That a speech to an audience of world leaders in the grand hall of the United Nations should be considered no more than a warm up for a speech to a room full of British journalists forced to easyjet their way to Tuscany for reasons inexplicable is an unusual thing.
But, to their credit, the scores of world leaders in attendance at the United Nations General Assembly did their bit to prevent this particular Theresa May speech from overshadowing the one that will come in Florence on Friday, and they did that bit by not turning up.
On Tuesday, Donald Trump’s threats to "totally obliterate North Korea" were frankly ruined by no one from the North Korean delegation being in the hall for the cameras to cut away to.
Theresa May, on the other hand, as she addressed this venerable body set up to promote world peace, must have thought herself unlucky that the only face of note in the vanishingly small crowd belonged to the very flaxen-haired orang-utan with whom she is having to pretend she is not currently in open civil war with.

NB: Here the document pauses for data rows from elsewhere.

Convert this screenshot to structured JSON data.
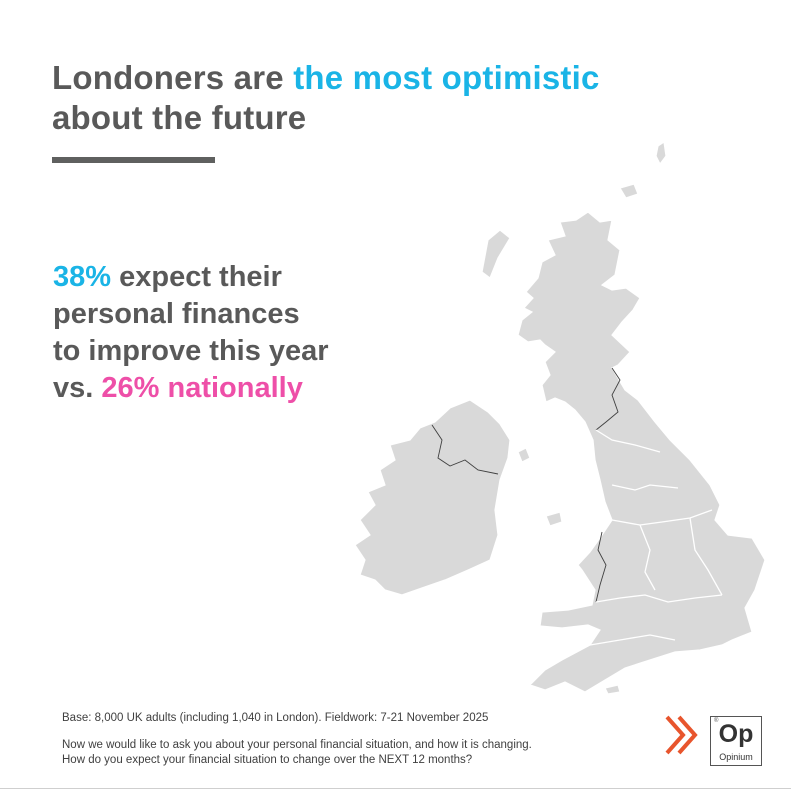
{
  "headline": {
    "part1": "Londoners are ",
    "highlight": "the most optimistic",
    "part2": "about the future"
  },
  "stat": {
    "london_pct": "38%",
    "line1_rest": " expect their",
    "line2": "personal finances",
    "line3": "to improve this year",
    "line4_prefix": "vs. ",
    "national": "26% nationally"
  },
  "footnote": {
    "base": "Base: 8,000 UK adults (including 1,040 in London). Fieldwork: 7-21 November 2025",
    "question_line1": "Now we would like to ask you about your personal financial situation, and how it is changing.",
    "question_line2": "How do you expect your financial situation to change over the NEXT 12 months?"
  },
  "brand": {
    "mark": "Op",
    "name": "Opinium",
    "registered": "®"
  },
  "colors": {
    "accent_blue": "#1ab4e6",
    "accent_pink": "#ee4fa8",
    "text_gray": "#595959",
    "map_gray": "#d9d9d9",
    "brand_orange": "#e8552d"
  }
}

The Prime Minister’s themes on these global occasions are now well established. Six years in the Home Office will do that to you. Modern slavery, of course. The threat of terror. Her latest ruse is to demand that giant technology companies remove extremist material within two hours of it being posted. Industry experts suggest the sheer volume of material required to sift through will make such expectations impossible to fulfil. Boris Johnson’s 4,000 word Telegraph article, for example, is still online six days later.

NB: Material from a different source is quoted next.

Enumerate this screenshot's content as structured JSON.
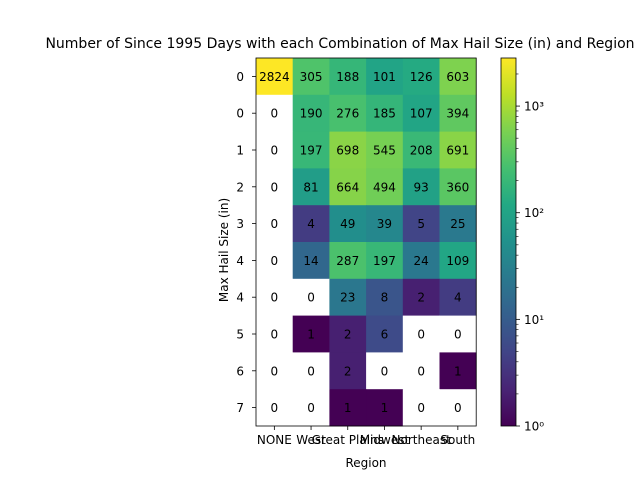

For those scouring this speech of what might come in Florence, the clues were there. The Prime Minister got on a plane to a foreign place, then stood up to tell it how terrible it was, and no one is expecting anything other than that to happen on Friday.

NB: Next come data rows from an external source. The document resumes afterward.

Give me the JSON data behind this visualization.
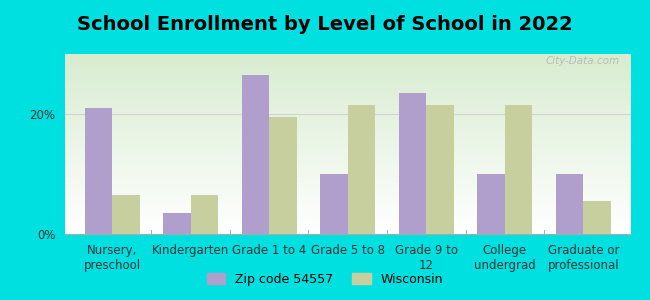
{
  "title": "School Enrollment by Level of School in 2022",
  "categories": [
    "Nursery,\npreschool",
    "Kindergarten",
    "Grade 1 to 4",
    "Grade 5 to 8",
    "Grade 9 to\n12",
    "College\nundergrad",
    "Graduate or\nprofessional"
  ],
  "zip_values": [
    21.0,
    3.5,
    26.5,
    10.0,
    23.5,
    10.0,
    10.0
  ],
  "wi_values": [
    6.5,
    6.5,
    19.5,
    21.5,
    21.5,
    21.5,
    5.5
  ],
  "zip_color": "#b09fcc",
  "wi_color": "#c8cf9f",
  "background_color": "#00e0e0",
  "ylabel_ticks": [
    "0%",
    "20%"
  ],
  "yticks": [
    0,
    20
  ],
  "ylim": [
    0,
    30
  ],
  "legend_zip_label": "Zip code 54557",
  "legend_wi_label": "Wisconsin",
  "title_fontsize": 14,
  "tick_fontsize": 8.5,
  "legend_fontsize": 9,
  "bar_width": 0.35,
  "watermark": "City-Data.com"
}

The UN, apparently needs reforming. Its purpose is noble but its delivery has failed. She also revealed she wouldn’t be handing over millions of pounds unless the UN could prove it wouldn’t be misspent.
She’s had a busy week, the Prime Minister, what with the literal bomb on the underground and the political one on the front of the Telegraph. It is tempting to wonder whether she’d just run out of time to write two speeches.
The sad thing, of course, is that nobody will have noticed. British Prime Ministers and the British people have struggled for decades with trying to understand the place of a declining country in an improving world.
But by issuing empty threats to an empty room, it’s possible Theresa May has finally helped us find our place.